Dutch province's first hydrogen train tender attracts zero bids




The local government of Groningen is considering renting H2 trains instead to run on its non-electrified rail network from 2027


No train manufacturers have bid into the Dutch province of Groningen’s first tender for four hydrogen-powered trains.


These trains were meant to run on the non-electrified rail network between port city Delfzijl and the town of Veendam and potentially into the municipality of Leeuwarden.


While an explicit reason for the lack of bids has not been provided, provincial administer Johan Hamster reportedly told the Groningen provincial council that “the requirements we set, for example for the furnishing, lead to quite a lot of investments in what is in principle a small assignment”.


The tender was set to cost around €66m in total for the four trains and a refuelling station, for which the national government would have stumped up €15m and the European Investment Bank €20m.


Groningen had previously trialled a Coradia iLint train manufactured by Alstom prior to launching the tender in November 2022.


Alstom has declined to confirm to Hydrogen Insight how much each of its trains would cost.


Previous government purchases in Germany for Alstom hydrogen-powered trains have ranged from €93m for 14 units to €500m for 27. However, since these tenders included costs beyond the rolling stock, the actual unit cost per train cannot be extrapolated from these figures.


However, Groningen’s provincial government has not abandoned H2 trains, reportedly suggesting that it will consider renting units to run on its railways from 2027. This already represents a delay to its target to start running fuel-cell trains from 2025, which had been included in its 2023 budget.
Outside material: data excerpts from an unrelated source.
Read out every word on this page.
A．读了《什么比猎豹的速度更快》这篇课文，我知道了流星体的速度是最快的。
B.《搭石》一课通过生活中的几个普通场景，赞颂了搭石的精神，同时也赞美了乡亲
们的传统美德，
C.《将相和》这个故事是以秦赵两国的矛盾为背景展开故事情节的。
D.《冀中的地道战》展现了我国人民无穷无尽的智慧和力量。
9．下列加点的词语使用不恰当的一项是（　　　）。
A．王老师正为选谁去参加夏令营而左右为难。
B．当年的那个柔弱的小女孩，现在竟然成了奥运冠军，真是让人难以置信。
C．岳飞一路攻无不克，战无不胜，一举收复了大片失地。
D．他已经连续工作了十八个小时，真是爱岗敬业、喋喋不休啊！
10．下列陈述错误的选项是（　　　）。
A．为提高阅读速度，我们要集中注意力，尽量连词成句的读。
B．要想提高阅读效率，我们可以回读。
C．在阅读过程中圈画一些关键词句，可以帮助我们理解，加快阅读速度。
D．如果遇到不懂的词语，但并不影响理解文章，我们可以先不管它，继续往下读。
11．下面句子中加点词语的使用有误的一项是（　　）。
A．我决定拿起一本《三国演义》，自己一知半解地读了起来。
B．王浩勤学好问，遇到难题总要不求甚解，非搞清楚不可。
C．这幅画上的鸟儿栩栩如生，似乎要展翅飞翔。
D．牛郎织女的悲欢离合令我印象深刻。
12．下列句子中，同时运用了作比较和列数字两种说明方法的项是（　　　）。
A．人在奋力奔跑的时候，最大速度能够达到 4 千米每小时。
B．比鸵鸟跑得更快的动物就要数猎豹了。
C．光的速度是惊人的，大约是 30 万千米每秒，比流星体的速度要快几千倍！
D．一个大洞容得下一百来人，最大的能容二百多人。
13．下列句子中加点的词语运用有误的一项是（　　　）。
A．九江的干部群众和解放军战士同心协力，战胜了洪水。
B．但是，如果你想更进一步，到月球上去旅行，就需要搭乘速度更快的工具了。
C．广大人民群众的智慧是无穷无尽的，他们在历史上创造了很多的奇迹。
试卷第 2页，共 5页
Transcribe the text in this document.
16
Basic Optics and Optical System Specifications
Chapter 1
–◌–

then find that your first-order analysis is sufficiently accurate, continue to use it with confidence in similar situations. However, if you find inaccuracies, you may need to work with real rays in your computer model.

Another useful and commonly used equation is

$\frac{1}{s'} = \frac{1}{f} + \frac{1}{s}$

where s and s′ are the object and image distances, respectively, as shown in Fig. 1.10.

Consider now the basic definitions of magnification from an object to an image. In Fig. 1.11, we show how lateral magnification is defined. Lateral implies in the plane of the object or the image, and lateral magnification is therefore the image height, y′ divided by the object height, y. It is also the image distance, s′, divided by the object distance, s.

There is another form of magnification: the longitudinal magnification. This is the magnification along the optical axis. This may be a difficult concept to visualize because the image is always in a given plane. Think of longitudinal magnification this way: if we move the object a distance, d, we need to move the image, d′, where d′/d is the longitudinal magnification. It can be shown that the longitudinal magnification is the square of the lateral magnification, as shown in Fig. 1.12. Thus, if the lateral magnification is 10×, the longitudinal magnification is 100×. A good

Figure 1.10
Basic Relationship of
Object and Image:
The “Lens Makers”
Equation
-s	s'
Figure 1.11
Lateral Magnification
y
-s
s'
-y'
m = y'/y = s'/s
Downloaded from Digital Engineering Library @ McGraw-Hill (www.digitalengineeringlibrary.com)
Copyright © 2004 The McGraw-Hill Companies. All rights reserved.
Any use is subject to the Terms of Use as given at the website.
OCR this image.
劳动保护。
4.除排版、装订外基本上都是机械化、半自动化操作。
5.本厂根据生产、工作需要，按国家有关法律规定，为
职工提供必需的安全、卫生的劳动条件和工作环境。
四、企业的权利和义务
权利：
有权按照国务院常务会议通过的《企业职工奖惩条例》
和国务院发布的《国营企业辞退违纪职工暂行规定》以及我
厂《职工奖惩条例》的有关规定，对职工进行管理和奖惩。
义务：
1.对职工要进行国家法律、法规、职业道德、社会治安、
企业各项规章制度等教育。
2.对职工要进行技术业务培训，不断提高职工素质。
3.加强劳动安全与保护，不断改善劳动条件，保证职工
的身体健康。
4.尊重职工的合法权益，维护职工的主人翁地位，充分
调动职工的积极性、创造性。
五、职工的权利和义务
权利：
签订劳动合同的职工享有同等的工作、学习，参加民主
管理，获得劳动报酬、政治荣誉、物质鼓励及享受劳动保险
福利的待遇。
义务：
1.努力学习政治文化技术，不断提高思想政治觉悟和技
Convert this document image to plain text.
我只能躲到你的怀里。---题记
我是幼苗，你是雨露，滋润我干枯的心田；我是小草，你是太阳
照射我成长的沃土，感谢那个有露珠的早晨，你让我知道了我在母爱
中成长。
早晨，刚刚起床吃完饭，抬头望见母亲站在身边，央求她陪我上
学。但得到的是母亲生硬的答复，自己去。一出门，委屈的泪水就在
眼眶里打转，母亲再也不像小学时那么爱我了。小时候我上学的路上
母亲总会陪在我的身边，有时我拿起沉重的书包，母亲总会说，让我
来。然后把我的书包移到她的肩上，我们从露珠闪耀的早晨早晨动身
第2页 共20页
Hydrogen Insight has reached out to the provincial government, which aims to have only zero-emissions trains operating in Groningen by 2035, to confirm why it is pursuing hydrogen-powered trains over electrifying the networks they would have run on.


Other country’s rail operators have cited H2 trains as an interim solution to meet 2030 climate targets while overhead lines are installed, railway corridors are widened and substations built for electric options.